The Royal Academy of Music has denied this, stating, ‘We will not be disposing of musical instruments based on their provenance or associations. Additionally, the Telegraph article stated that we hold a ‘vast collection of manuscripts by the composer Handel’ – we do not, in fact, own any original manuscripts by Handel.’
The Academy has, however, been working with its Equality, Diversity and Inclusion Group and will take the opportunity to reinterpret the history of music and its influence on the present day. The lockdown period has allowed for considerable reflection and the events of the last year have highlighted the ongoing inequalities across British society. So, the Royal Academy is adapting accordingly, making its syllabus increasingly diverse and inclusive and placing the music it teaches into clearer historical context.

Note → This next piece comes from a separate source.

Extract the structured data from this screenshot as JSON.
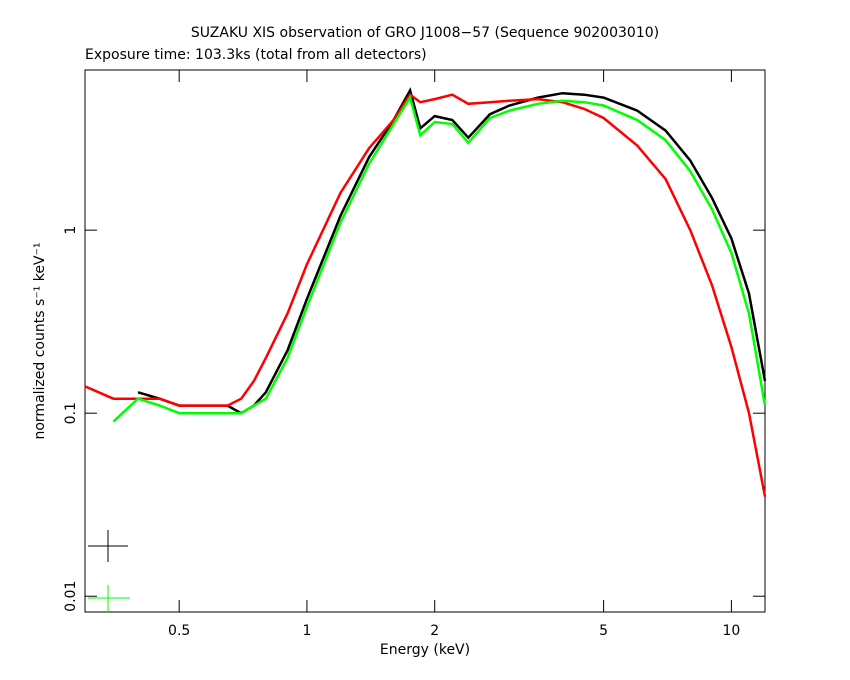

‘The Academy has always trained its students for the evolving professional environments of being a musician,’ it stated. ‘It is vital that they understand the cultural, political and socio-economic forces that have shaped musical traditions, as well as the issues that are shaping it in the present, such as the pandemic and questions around equality, diversity and inclusion. This training includes giving voice to figures who have previously been silenced or marginalised, as well as understanding the contexts in which iconic figures such as Handel and Mozart worked. We have not removed Handel, or any other composer, from the syllabus.
‘For us, inclusion means widening the net, not cancelling historical figures and artefacts.’